Em entrevista ao jornal argentino La Nación, Rajoy afirmou que deseja que investidores retomem as relações com empresas argentinas, uma vez que o país já demonstra segurança jurídica e econômica para receber capital espanhol.

A viagem é passo fundamental para a Argentina ser colocada novamente na rota dos investimentos europeus, mas também é de extrema importância para a liderança espanhola.

Desde o ano passado no olho do furacão catalão, a visita à Argentina pode representar, para Rajoy, a volta à agenda diplomática do país.

Ontem, o Parlamento da Catalunha recebeu o apoio da ONU para tentar nomear o político pró-separatista Jordi Sànchez como presidente da região. Acusado de rebelião, Jordi tenta pela segunda vez se tornar o líder catalão.

A primeira tentativa foi abandonada quando ele não foi capaz de comparecer à cerimônia de posse, uma vez que havia sido preso pelo governo de Madri por ajudar a organizar protestos pró-independência no ano passado.
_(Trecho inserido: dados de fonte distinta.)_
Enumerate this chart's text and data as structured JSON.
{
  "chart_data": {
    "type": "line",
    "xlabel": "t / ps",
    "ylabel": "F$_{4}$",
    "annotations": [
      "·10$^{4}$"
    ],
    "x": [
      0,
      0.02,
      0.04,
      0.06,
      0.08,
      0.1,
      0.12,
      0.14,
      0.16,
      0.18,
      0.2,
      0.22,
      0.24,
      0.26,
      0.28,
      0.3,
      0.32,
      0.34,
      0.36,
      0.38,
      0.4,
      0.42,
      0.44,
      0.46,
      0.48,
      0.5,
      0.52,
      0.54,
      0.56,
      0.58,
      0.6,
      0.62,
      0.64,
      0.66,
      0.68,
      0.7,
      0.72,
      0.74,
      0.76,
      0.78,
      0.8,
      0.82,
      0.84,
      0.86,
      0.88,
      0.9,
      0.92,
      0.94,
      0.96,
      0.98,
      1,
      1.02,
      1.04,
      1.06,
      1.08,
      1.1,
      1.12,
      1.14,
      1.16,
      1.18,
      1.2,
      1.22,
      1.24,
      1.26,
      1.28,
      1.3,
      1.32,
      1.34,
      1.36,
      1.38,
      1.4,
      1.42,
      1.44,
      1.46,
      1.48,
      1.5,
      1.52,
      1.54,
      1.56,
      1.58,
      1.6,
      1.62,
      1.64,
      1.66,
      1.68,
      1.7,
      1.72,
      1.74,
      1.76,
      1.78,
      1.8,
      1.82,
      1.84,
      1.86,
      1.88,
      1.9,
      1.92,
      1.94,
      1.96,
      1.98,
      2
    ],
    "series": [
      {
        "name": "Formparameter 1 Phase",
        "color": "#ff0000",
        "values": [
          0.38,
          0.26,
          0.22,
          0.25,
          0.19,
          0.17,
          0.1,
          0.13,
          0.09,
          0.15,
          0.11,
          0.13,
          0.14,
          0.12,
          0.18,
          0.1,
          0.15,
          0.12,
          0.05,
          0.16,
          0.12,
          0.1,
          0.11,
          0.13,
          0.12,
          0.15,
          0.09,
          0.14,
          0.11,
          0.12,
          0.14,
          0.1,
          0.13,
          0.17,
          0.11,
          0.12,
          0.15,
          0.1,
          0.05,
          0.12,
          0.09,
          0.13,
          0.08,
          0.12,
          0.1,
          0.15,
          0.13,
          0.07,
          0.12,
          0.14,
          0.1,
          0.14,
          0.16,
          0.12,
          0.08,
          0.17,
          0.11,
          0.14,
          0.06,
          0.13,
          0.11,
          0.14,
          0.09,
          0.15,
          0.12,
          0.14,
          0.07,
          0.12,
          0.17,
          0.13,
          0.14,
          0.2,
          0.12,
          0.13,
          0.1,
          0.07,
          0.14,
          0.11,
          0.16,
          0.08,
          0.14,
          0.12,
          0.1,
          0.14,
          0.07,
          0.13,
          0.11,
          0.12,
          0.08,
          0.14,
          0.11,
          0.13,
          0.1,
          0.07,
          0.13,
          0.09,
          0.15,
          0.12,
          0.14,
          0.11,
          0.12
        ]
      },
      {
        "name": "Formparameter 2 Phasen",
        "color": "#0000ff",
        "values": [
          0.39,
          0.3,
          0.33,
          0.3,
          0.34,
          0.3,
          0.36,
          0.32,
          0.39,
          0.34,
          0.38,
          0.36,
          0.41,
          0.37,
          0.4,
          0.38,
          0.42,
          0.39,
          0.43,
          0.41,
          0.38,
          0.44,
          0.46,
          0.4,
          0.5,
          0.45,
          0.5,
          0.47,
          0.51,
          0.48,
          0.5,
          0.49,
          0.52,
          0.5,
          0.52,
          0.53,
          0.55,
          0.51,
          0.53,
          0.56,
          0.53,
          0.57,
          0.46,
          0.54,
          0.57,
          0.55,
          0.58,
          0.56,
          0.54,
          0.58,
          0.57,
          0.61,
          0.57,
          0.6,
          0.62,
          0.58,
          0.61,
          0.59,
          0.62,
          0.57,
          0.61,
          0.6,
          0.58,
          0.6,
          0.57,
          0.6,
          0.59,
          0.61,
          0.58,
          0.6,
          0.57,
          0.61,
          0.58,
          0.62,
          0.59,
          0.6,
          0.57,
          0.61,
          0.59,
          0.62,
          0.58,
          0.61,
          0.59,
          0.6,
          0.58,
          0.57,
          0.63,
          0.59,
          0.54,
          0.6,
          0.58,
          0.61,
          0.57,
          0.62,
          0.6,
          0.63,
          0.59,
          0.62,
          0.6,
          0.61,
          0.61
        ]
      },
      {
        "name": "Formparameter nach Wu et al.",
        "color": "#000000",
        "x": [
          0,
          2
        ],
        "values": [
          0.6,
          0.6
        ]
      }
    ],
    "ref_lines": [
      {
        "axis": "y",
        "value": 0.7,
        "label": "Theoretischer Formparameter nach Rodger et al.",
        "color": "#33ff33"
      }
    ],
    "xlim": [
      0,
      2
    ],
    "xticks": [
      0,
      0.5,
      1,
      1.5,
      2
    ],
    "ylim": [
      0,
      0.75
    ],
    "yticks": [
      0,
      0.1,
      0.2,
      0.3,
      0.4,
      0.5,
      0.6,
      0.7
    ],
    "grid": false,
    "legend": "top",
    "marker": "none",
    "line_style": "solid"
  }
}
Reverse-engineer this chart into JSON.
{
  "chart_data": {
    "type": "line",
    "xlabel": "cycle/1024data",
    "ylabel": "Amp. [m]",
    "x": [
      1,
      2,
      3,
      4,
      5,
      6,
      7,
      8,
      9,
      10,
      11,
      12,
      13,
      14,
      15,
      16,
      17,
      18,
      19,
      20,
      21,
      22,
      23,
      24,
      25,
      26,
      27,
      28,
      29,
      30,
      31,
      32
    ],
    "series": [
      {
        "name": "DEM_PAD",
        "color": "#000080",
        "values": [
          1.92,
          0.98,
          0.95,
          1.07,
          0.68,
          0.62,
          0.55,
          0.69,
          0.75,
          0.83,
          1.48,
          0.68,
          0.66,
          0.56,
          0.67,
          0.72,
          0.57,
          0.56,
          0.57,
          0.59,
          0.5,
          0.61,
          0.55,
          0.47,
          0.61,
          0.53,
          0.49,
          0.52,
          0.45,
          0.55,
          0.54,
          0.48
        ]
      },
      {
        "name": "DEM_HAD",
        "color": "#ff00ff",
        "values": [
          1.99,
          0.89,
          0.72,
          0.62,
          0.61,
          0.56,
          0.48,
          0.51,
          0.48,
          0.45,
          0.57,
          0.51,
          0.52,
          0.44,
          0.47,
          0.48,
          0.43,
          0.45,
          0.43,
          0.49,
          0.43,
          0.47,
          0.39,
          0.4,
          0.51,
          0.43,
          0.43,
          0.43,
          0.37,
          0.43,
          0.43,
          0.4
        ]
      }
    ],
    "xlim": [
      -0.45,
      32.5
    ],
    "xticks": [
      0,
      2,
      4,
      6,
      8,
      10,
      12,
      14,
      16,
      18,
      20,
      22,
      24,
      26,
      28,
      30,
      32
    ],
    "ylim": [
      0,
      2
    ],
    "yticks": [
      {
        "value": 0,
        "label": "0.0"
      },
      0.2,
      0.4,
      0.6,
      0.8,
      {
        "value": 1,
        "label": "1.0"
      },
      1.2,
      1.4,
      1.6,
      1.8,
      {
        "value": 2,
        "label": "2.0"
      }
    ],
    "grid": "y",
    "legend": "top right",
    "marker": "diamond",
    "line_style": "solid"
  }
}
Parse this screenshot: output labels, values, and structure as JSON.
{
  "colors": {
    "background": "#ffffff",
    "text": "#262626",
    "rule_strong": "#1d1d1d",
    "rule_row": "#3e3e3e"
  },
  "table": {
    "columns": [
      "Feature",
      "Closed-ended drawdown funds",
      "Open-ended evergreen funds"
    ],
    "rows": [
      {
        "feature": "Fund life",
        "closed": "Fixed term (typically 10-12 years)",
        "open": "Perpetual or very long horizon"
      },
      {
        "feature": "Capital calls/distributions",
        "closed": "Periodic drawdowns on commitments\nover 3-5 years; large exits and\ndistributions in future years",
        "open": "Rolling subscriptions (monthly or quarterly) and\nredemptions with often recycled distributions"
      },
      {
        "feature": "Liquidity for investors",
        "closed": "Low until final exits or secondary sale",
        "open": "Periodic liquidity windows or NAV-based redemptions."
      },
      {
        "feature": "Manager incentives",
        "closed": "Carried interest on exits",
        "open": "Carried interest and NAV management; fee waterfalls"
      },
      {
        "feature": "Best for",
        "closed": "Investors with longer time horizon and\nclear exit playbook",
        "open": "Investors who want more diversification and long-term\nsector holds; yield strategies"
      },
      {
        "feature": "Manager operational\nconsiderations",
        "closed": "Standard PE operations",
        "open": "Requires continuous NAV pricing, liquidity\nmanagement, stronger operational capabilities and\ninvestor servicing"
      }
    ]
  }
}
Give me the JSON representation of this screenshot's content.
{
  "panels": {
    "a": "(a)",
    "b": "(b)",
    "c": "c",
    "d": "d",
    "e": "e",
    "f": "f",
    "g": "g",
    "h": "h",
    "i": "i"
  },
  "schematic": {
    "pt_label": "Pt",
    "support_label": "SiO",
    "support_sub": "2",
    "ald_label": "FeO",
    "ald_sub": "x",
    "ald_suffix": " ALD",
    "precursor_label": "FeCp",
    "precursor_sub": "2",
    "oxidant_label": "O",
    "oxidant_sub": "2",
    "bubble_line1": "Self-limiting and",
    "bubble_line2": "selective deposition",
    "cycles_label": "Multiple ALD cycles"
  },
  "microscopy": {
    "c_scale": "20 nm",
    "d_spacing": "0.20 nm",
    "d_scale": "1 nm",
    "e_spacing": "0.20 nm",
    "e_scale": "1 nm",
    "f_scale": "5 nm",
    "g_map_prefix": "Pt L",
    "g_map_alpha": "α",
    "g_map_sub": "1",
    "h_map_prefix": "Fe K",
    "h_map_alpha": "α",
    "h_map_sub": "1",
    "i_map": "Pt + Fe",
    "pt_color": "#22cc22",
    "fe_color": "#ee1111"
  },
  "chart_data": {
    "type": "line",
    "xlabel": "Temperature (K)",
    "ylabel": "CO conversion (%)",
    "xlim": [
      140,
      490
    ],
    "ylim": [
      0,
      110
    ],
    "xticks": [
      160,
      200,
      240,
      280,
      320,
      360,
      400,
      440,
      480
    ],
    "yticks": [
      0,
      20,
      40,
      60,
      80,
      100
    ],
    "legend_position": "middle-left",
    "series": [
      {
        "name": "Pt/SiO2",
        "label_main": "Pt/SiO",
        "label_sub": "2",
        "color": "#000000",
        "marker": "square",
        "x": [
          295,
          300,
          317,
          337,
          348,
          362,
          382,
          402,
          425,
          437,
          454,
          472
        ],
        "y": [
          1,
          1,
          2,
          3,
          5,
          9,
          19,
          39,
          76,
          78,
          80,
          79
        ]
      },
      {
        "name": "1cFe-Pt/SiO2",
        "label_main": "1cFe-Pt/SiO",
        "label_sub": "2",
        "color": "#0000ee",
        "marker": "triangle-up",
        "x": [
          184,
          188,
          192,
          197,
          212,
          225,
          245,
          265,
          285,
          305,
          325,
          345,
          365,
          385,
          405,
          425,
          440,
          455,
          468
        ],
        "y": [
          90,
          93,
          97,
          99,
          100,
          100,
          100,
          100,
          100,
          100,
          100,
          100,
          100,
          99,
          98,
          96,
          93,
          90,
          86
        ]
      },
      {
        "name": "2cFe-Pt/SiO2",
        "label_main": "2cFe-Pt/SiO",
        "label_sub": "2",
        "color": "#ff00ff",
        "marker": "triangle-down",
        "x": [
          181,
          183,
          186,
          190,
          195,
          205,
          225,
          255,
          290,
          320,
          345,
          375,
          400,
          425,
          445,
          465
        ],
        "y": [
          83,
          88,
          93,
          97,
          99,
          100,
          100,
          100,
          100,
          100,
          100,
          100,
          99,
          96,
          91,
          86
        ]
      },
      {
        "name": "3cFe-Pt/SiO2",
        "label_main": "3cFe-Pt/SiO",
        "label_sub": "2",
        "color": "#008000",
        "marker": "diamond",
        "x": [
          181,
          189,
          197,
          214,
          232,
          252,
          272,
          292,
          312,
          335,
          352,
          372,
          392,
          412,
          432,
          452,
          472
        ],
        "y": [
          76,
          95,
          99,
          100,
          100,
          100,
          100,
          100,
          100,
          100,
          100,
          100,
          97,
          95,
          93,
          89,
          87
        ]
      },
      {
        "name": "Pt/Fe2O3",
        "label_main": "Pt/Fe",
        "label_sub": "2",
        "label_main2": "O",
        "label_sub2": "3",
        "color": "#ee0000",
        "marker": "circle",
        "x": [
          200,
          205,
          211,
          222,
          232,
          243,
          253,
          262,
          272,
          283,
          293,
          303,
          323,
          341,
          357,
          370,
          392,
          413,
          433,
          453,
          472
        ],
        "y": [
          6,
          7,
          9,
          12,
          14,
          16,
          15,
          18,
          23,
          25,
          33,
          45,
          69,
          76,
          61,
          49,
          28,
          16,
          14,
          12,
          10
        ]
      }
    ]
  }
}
Mesmo com o apoio da organização internacional, Sànchez poderá ter sua posse barrada pela Suprema Corte espanhola, na sexta-feira. Esse impedimento aponta mais uma vez para a interferência do governo de Madri na região.

O ex-líder da Catalunha, Carles Puigdemont, solto pela Alemanha na semana passada, pediu que o governo espanhol desista de condená-lo junto com outros ministros, e que retome os diálogos.

Rajoy, no fim das contas, é cobrado para adotar, em casa, o mesmo tom diplomático que se esforçará para exibir na Argentina.